With material fed via augers, the plant operator can move air locks to feed dust from the baghouse to the drum collar or to the mineral silo, from the baghouse to both the drum and silo, or to feed dust from the mineral silo to the drum. The concept is an example of Jaudon’s ingenuity, nurtured in an environment like JM Fahey and encouraged by the engineering camaraderie with CWMF.
“The customer one hundred percent drove that design,” Olson said. “It’s a custom reverse auger.”
“It’s all driven by the industry’s higher specs,” Fahey said. He explained that the asphalt industry must still meet stringent specifications that incorporate fines and changing designs while maintaining the ability to modify and experiment with materials. “How do we meet those requirements and still have some flexibility?” he asked. Being able to auger fines to the location they’re needed, as they’re needed, gives JM Fahey plant operators that flexibility.

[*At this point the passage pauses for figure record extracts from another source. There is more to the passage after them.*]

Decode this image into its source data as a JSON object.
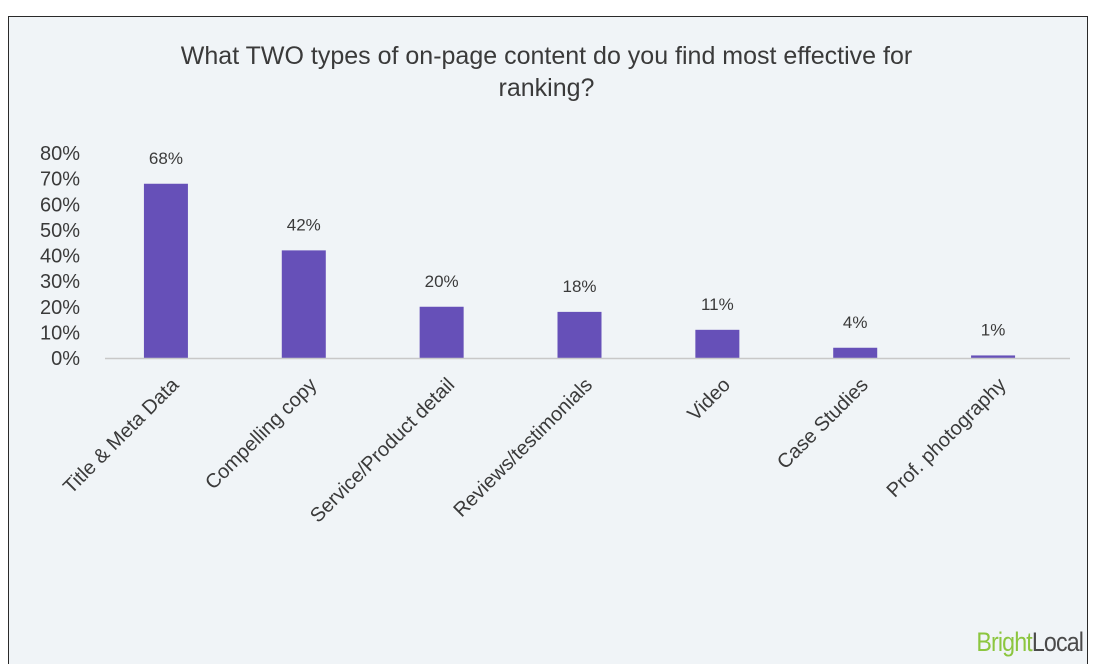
{
  "chart_data": {
    "type": "bar",
    "title": "What TWO types of on-page content do you find most effective for ranking?",
    "title_lines": [
      "What TWO types of on-page content do you find most effective for",
      "ranking?"
    ],
    "categories": [
      "Title & Meta Data",
      "Compelling copy",
      "Service/Product detail",
      "Reviews/testimonials",
      "Video",
      "Case Studies",
      "Prof. photography"
    ],
    "values": [
      68,
      42,
      20,
      18,
      11,
      4,
      1
    ],
    "value_labels": [
      "68%",
      "42%",
      "20%",
      "18%",
      "11%",
      "4%",
      "1%"
    ],
    "ylim": [
      0,
      80
    ],
    "y_ticks": [
      0,
      10,
      20,
      30,
      40,
      50,
      60,
      70,
      80
    ],
    "y_tick_labels": [
      "0%",
      "10%",
      "20%",
      "30%",
      "40%",
      "50%",
      "60%",
      "70%",
      "80%"
    ],
    "xlabel": "",
    "ylabel": "",
    "grid": false,
    "bar_color": "#6650b8",
    "axis_color": "#c8c8c8"
  },
  "brand": {
    "part1": "Bright",
    "part2": "Local",
    "part1_color": "#8cc63f",
    "part2_color": "#4a4a4a"
  }
}
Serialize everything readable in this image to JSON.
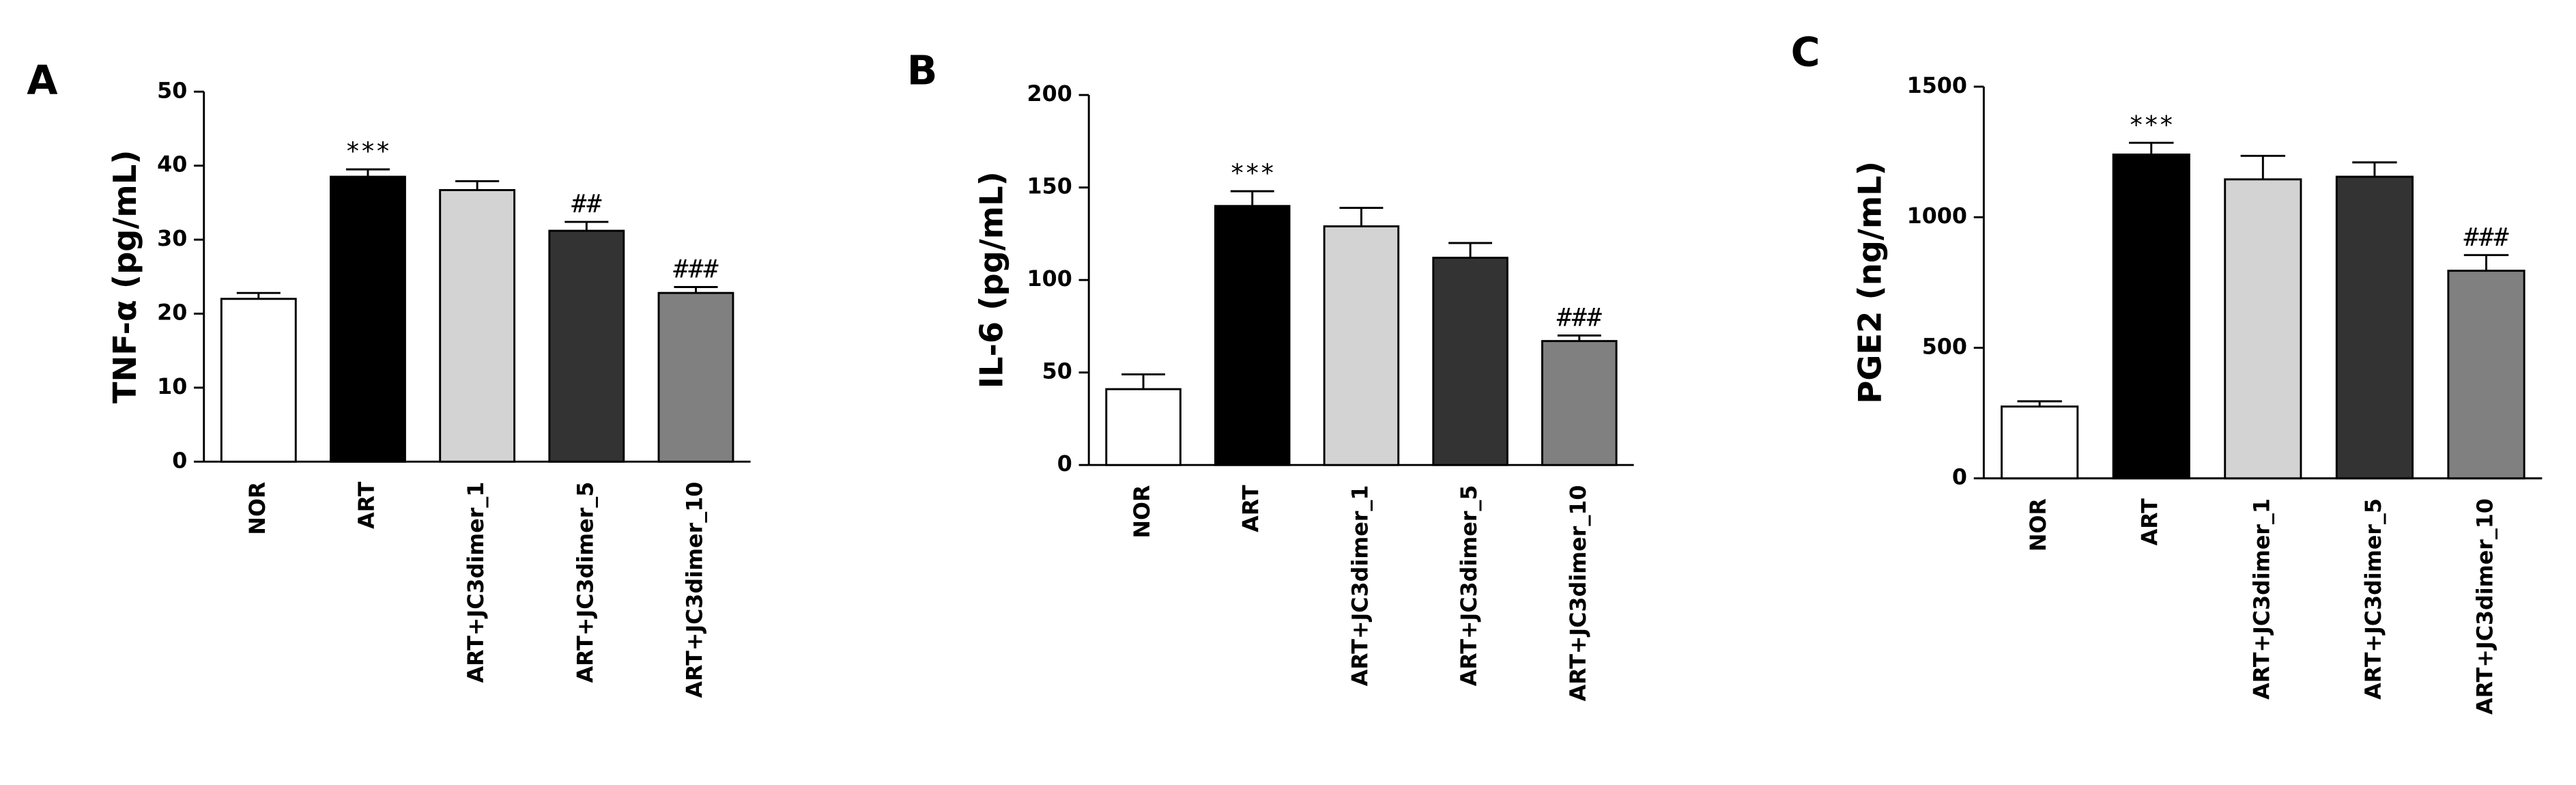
{
  "chart_data": [
    {
      "type": "bar",
      "panel": "A",
      "ylabel": "TNF-α (pg/mL)",
      "categories": [
        "NOR",
        "ART",
        "ART+JC3dimer_1",
        "ART+JC3dimer_5",
        "ART+JC3dimer_10"
      ],
      "values": [
        22,
        38.5,
        36.7,
        31.2,
        22.8
      ],
      "errors": [
        0.8,
        1.0,
        1.2,
        1.2,
        0.8
      ],
      "annotations": [
        null,
        "***",
        null,
        "##",
        "###"
      ],
      "colors": [
        "#ffffff",
        "#000000",
        "#d3d3d3",
        "#333333",
        "#808080"
      ],
      "ylim": [
        0,
        50
      ],
      "yticks": [
        0,
        10,
        20,
        30,
        40,
        50
      ]
    },
    {
      "type": "bar",
      "panel": "B",
      "ylabel": "IL-6 (pg/mL)",
      "categories": [
        "NOR",
        "ART",
        "ART+JC3dimer_1",
        "ART+JC3dimer_5",
        "ART+JC3dimer_10"
      ],
      "values": [
        41,
        140,
        129,
        112,
        67
      ],
      "errors": [
        8,
        8,
        10,
        8,
        3
      ],
      "annotations": [
        null,
        "***",
        null,
        null,
        "###"
      ],
      "colors": [
        "#ffffff",
        "#000000",
        "#d3d3d3",
        "#333333",
        "#808080"
      ],
      "ylim": [
        0,
        200
      ],
      "yticks": [
        0,
        50,
        100,
        150,
        200
      ]
    },
    {
      "type": "bar",
      "panel": "C",
      "ylabel": "PGE2 (ng/mL)",
      "categories": [
        "NOR",
        "ART",
        "ART+JC3dimer_1",
        "ART+JC3dimer_5",
        "ART+JC3dimer_10"
      ],
      "values": [
        275,
        1240,
        1145,
        1155,
        795
      ],
      "errors": [
        20,
        45,
        90,
        55,
        60
      ],
      "annotations": [
        null,
        "***",
        null,
        null,
        "###"
      ],
      "colors": [
        "#ffffff",
        "#000000",
        "#d3d3d3",
        "#333333",
        "#808080"
      ],
      "ylim": [
        0,
        1500
      ],
      "yticks": [
        0,
        500,
        1000,
        1500
      ]
    }
  ]
}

Other dust control around the plant is less technical, but just as important. Visitors to the new plant may notice the site isn’t fully paved, and that’s by design. In the city, stormwater run-off regulations depend on one’s square footage of paved property. “The more you pave, the more run-off you create,” Fahey explained. “If we did decide to pave the lot, we would have been required to put in a retention pond, which we don’t have the space for in our footprint.”
Instead of having a completely paved lot, Fahey has a water truck almost full-time on the site to keep dust down and the drive leading into and out of the site is paved to keep traffic from kicking up too much dust.

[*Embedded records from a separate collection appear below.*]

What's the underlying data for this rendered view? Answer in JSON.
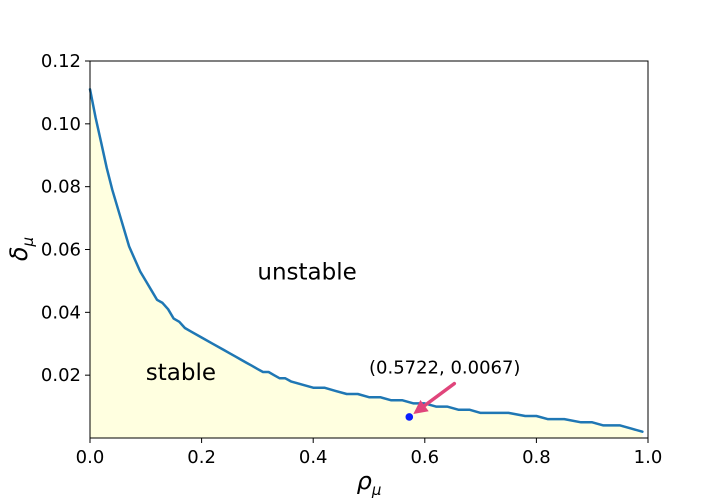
{
  "chart_data": {
    "type": "area",
    "xlabel": {
      "main": "ρ",
      "sub": "μ"
    },
    "ylabel": {
      "main": "δ",
      "sub": "μ"
    },
    "xlim": [
      0.0,
      1.0
    ],
    "ylim": [
      0.0,
      0.12
    ],
    "xticks": [
      0.0,
      0.2,
      0.4,
      0.6,
      0.8,
      1.0
    ],
    "xtick_labels": [
      "0.0",
      "0.2",
      "0.4",
      "0.6",
      "0.8",
      "1.0"
    ],
    "yticks": [
      0.02,
      0.04,
      0.06,
      0.08,
      0.1,
      0.12
    ],
    "ytick_labels": [
      "0.02",
      "0.04",
      "0.06",
      "0.08",
      "0.10",
      "0.12"
    ],
    "grid": false,
    "boundary": {
      "color": "#1f77b4",
      "fill_color": "#ffffe0",
      "x": [
        0.0,
        0.01,
        0.02,
        0.03,
        0.04,
        0.05,
        0.06,
        0.07,
        0.08,
        0.09,
        0.1,
        0.11,
        0.12,
        0.13,
        0.14,
        0.15,
        0.16,
        0.17,
        0.18,
        0.2,
        0.22,
        0.24,
        0.25,
        0.26,
        0.27,
        0.28,
        0.29,
        0.3,
        0.31,
        0.32,
        0.33,
        0.34,
        0.35,
        0.36,
        0.38,
        0.4,
        0.42,
        0.44,
        0.46,
        0.48,
        0.5,
        0.52,
        0.54,
        0.56,
        0.58,
        0.6,
        0.62,
        0.64,
        0.66,
        0.68,
        0.7,
        0.72,
        0.75,
        0.78,
        0.8,
        0.82,
        0.85,
        0.88,
        0.9,
        0.92,
        0.95,
        0.97,
        0.99
      ],
      "y": [
        0.111,
        0.102,
        0.094,
        0.086,
        0.079,
        0.073,
        0.067,
        0.061,
        0.057,
        0.053,
        0.05,
        0.047,
        0.044,
        0.043,
        0.041,
        0.038,
        0.037,
        0.035,
        0.034,
        0.032,
        0.03,
        0.028,
        0.027,
        0.026,
        0.025,
        0.024,
        0.023,
        0.022,
        0.021,
        0.021,
        0.02,
        0.019,
        0.019,
        0.018,
        0.017,
        0.016,
        0.016,
        0.015,
        0.014,
        0.014,
        0.013,
        0.013,
        0.012,
        0.012,
        0.011,
        0.011,
        0.01,
        0.01,
        0.009,
        0.009,
        0.008,
        0.008,
        0.008,
        0.007,
        0.007,
        0.006,
        0.006,
        0.005,
        0.005,
        0.004,
        0.004,
        0.003,
        0.002
      ]
    },
    "region_labels": [
      {
        "text": "unstable",
        "x": 0.3,
        "y": 0.0505
      },
      {
        "text": "stable",
        "x": 0.1,
        "y": 0.0185
      }
    ],
    "point": {
      "x": 0.5722,
      "y": 0.0067,
      "color": "#0a1fff"
    },
    "annotation": {
      "text": "(0.5722, 0.0067)",
      "text_x": 0.5,
      "text_y": 0.0205,
      "arrow_color": "#e0457b"
    }
  }
}
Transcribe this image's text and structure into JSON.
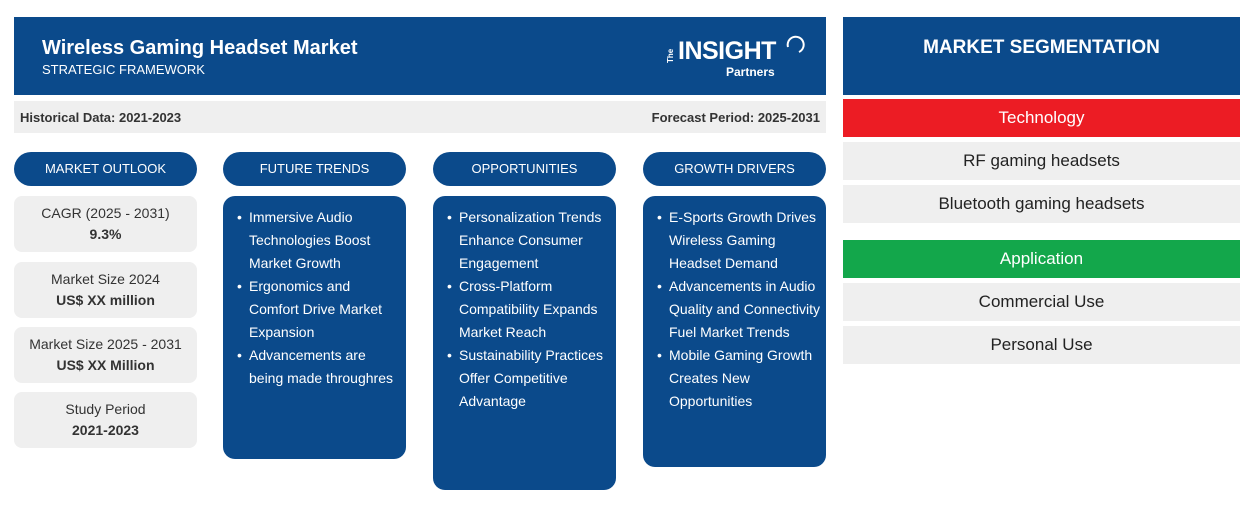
{
  "header": {
    "title": "Wireless Gaming Headset Market",
    "subtitle": "STRATEGIC FRAMEWORK",
    "logo": {
      "the": "The",
      "insight": "INSIGHT",
      "partners": "Partners"
    }
  },
  "periods": {
    "historical": "Historical Data: 2021-2023",
    "forecast": "Forecast Period: 2025-2031"
  },
  "columns": {
    "market_outlook": "MARKET OUTLOOK",
    "future_trends": "FUTURE TRENDS",
    "opportunities": "OPPORTUNITIES",
    "growth_drivers": "GROWTH DRIVERS"
  },
  "outlook": [
    {
      "label": "CAGR (2025 - 2031)",
      "value": "9.3%"
    },
    {
      "label": "Market Size 2024",
      "value": "US$ XX million"
    },
    {
      "label": "Market Size 2025 - 2031",
      "value": "US$ XX Million"
    },
    {
      "label": "Study Period",
      "value": "2021-2023"
    }
  ],
  "future_trends": [
    "Immersive Audio Technologies Boost Market Growth",
    "Ergonomics and Comfort Drive Market Expansion",
    "Advancements are being made throughres"
  ],
  "opportunities": [
    "Personalization Trends Enhance Consumer Engagement",
    "Cross-Platform Compatibility Expands Market Reach",
    "Sustainability Practices Offer Competitive Advantage"
  ],
  "growth_drivers": [
    "E-Sports Growth Drives Wireless Gaming Headset Demand",
    "Advancements in Audio Quality and Connectivity Fuel Market Trends",
    "Mobile Gaming Growth Creates New Opportunities"
  ],
  "segmentation": {
    "title": "MARKET SEGMENTATION",
    "technology": {
      "label": "Technology",
      "color": "#ec1c24",
      "items": [
        "RF gaming headsets",
        "Bluetooth gaming headsets"
      ]
    },
    "application": {
      "label": "Application",
      "color": "#13a74b",
      "items": [
        "Commercial Use",
        "Personal Use"
      ]
    }
  },
  "colors": {
    "primary": "#0b4a8b",
    "panel": "#efefef"
  }
}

From creating a comfortable environment for workers to forming lasting relationships with similar family-oriented businesses, the team at JM Fahey has shown workforce-building and quality-minded growth since 1971. Now the 2022 construction season has launched with a state-of-the-art facility built to attract business, quality and workers for the future.
Move Dust for Quality Control
The team at JM Fahey had been brainstorming ways to improve mix quality for their customers, according to CWMF’s Wally Olson. During the plant designing process from 2019 to 2021, they came up with the ideas for CWMF to design. The result is the system in these images. It may look complex at first with enclosed augers crisscrossing this flat image, but the design contained within the space of the pertinent components allows the plant operator to physically meter fines to his mix.

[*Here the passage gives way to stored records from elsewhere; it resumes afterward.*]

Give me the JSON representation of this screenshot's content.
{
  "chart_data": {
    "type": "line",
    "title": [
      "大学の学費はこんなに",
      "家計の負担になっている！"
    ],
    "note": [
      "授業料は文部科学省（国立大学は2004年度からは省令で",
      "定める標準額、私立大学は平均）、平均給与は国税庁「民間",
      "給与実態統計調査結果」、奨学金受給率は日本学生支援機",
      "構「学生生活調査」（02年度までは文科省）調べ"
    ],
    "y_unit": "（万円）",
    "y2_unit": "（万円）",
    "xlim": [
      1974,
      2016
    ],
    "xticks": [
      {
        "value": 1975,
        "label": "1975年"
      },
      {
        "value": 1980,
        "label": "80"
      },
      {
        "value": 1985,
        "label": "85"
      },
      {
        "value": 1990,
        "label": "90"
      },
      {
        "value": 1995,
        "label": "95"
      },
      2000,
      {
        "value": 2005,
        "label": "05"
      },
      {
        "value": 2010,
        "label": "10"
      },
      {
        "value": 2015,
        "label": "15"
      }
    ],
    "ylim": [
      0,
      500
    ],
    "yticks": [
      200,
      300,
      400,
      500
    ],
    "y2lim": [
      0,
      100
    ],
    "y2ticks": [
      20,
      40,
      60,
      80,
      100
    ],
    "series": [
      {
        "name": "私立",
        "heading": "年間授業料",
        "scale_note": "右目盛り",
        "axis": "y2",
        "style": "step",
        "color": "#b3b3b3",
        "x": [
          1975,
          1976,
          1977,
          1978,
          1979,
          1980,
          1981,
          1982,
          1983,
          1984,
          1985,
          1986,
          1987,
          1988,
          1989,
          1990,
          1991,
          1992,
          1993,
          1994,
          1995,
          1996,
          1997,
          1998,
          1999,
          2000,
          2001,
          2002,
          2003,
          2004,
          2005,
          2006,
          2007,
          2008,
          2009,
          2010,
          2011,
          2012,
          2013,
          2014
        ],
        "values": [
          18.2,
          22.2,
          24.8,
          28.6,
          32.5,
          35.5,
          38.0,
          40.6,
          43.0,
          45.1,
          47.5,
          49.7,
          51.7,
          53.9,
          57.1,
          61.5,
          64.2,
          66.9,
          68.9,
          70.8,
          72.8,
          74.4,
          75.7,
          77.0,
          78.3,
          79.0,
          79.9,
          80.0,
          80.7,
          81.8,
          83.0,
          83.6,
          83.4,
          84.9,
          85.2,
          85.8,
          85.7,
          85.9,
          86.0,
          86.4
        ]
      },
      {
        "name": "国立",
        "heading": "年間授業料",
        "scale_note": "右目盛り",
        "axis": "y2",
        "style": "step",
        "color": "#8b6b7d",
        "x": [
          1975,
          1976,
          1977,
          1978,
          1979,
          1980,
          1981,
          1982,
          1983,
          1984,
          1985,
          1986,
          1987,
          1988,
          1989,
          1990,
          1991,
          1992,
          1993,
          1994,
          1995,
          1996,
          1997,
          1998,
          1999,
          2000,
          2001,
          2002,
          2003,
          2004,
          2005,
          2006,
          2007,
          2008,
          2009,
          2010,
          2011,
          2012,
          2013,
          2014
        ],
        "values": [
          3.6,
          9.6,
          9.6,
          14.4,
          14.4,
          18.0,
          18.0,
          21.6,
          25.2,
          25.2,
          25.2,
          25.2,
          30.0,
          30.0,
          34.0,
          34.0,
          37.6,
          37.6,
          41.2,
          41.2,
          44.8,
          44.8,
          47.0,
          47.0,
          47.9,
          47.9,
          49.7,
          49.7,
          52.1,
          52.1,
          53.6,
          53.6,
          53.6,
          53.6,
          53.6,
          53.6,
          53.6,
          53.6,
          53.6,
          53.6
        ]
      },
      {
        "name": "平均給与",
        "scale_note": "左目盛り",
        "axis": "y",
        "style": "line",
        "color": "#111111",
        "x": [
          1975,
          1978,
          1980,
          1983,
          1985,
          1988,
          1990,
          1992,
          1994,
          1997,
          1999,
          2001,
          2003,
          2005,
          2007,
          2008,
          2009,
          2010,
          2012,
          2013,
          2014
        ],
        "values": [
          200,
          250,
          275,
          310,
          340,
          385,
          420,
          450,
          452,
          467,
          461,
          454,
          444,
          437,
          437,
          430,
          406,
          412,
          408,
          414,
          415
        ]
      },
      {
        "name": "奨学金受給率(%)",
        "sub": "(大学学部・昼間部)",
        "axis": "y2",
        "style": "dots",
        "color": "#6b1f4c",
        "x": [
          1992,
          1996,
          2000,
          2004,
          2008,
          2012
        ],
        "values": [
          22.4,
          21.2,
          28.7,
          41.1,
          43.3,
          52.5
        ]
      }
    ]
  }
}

In the photo below, you can see a forward auger (the base of which is indicated by the letter B) to move dust from the baghouse (indicated by the letter A) to the drum. The system gives the plant operator the ability to block the rotary airlock and reverse the auger (indicated by the letter C) to move dust up to the mineral fill silo.
The hose leading from the top of the mineral silo to a flange on the baghouse (indicated by the letter A) represents another innovation from JM Fahey and CWMF. Olson said this idea not only reduced maintenance by eliminating the need for a “mini baghouse” atop the mineral silo, but also lets the Dust-Eater from CWMF serve as a filtration for the dust silo.